シーボルトが親交の証として、熊谷五右衛門義比(くまやごえもんよしかず)にピアノを贈っています。

その他にも、東インド会社では禁止とされていた薬品なども日本に持ち込みました。

また蘭方医として、シーボルトは、自身の知識を余すことなく日本人に教え伝えました。

シーボルトが持ち込んだものは、間違いなく日本の医療や文化の進歩に一役買ったのです。

そして、シーボルト自身も日本での思い出や持ち帰ったものを広く世界に発表した人物であり、当時、日本と海外の橋渡しをした第一人者であったことも間違いのない事実なのです。

親日家か?諜報員か?シーボルトの想い

俗に言う「シーボルト事件」で国外追放となったシーボルトですが、日本を忘れることが出来ず、あらゆる方法で日本への再来日を目指します。

その間、オランダのみならずヨーロッパに日本から得た知識や植物などを紹介し、日本に関する本なども著しています。

シーボルト三部作と呼ばれる「日本」「日本植物誌」「日本動物誌」は、日本を紹介した文献として特に有名です。

そして念願叶って、来日したのは国外追放から30年後の1859年です。

再びの日本、滞在期間は3年ほどでした。

その間、幕府の要請に応じて、江戸にて蘭学などを教授しますが、最終的には解雇と言う形で日本を去ります。
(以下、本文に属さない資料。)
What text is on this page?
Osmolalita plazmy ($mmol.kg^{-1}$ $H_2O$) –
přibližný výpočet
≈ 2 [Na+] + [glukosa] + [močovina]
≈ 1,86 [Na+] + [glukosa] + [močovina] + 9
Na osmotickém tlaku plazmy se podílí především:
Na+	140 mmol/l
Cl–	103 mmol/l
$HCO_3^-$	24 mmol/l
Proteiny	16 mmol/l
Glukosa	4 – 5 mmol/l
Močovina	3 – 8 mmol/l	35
研究対象であった日本、愛してやまない日本、シーボルトにとって、それ以上に膨れ上がった思いは、三度目の訪日を切望・画策しましたが、実現しませんでした。

1866年、シーボルトはドイツのミュンヘンにおいて、70歳の生涯閉じたのでした。

紫陽花(あじさい)の花言葉は、辛抱強い愛情・元気な女性・寛容などがあります。

母の日によく贈られる花ですが、日本人にとっては家族への愛などをイメージしやすい花となっています。

シーボルトは、紫陽花を紹介する際、このようなイメージを想起したのでしょう。

「オタクサ(日本の妻の愛称)」と呼んで、ヨーロッパに紹介したという。

親日家でもなく、諜報員でもなく、いわゆる新しい日本の可能性を見出した「新日家」。

それがシーボルトの素顔では、なかったのでしょうか。